Most Controversial Team Orders
1998 Belgian Grand Prix: Ralf Schumacher and Damon Hill of Jordan
After a major crash involving many cars, there was a 2nd race. McLaren had the front row but fell behind after the major crash. Damon Hill took his Jordan to 1st position behind the two Ferrari.
Eddie Irvine spun out of the race from 3rd place giving it to the Jordan of Ralf Schumacher. Michael Schumacher quickly overtook Damon Hill to take the lead of the race. Halfway through the race, Michael was about to lap the McLaren of David Coulthard. DC stayed on the racing line when he slowed down to let Michael pass. Excessive spray reduced visibility and Michael crashed into the back of DC.
Jordan were now in an unexpected position 1st and 2nd position. Damon was leading but Ralf was quicker. Ralf was lapping 3 to 5 seconds a lap quicker than Hill.
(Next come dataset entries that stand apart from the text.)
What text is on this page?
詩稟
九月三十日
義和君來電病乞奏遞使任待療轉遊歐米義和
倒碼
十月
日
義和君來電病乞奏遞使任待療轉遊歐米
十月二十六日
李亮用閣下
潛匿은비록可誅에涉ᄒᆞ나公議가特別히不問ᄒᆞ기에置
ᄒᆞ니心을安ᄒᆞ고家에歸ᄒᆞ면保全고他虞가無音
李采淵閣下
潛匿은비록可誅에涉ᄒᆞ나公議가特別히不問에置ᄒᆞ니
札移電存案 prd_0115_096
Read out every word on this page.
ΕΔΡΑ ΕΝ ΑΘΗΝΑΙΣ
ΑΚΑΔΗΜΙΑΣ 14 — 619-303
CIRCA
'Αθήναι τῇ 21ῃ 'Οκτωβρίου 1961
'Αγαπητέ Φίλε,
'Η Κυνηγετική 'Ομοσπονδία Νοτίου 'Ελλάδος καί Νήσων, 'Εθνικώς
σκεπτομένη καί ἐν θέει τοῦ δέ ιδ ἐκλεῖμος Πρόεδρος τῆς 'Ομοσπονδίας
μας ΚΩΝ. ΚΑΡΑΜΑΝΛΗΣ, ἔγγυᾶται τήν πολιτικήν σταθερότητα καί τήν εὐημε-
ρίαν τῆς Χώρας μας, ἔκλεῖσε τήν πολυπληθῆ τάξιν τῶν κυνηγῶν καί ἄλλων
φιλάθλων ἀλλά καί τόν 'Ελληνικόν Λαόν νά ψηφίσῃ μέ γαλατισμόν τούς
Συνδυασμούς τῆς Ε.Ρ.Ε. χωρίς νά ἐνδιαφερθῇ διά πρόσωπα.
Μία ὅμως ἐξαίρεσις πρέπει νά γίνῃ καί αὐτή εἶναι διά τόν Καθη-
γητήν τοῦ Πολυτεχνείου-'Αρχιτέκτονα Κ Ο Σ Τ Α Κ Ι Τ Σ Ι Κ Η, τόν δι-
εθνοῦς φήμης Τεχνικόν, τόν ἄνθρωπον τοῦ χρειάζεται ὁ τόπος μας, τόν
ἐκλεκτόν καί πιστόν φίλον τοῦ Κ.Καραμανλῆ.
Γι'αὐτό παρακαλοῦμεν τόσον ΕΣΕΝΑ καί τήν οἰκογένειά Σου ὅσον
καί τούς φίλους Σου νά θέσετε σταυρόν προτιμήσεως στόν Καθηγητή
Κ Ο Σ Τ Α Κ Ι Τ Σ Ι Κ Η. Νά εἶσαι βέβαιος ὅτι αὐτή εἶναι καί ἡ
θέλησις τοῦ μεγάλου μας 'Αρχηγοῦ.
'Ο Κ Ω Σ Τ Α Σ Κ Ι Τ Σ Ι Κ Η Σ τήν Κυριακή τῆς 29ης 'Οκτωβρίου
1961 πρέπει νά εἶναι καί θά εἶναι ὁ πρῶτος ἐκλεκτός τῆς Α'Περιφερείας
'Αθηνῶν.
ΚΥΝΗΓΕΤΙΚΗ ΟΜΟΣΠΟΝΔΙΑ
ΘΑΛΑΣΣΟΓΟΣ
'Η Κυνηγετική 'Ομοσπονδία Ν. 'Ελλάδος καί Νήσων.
This led to Damon getting on the radio to Eddie Jordan telling him if they raced, they might not finish, but if they don’t Jordan had a very likely chance of finishing 1-2. Eddie quickly got on the radio to Ralf and issued orders not to overtake Damon. They ended up finishing 1-2. Damon with his 22nd and last F1 win and Jordan with their first. The Jordan team got the job done. But it still classifies as one of the most controversial team orders.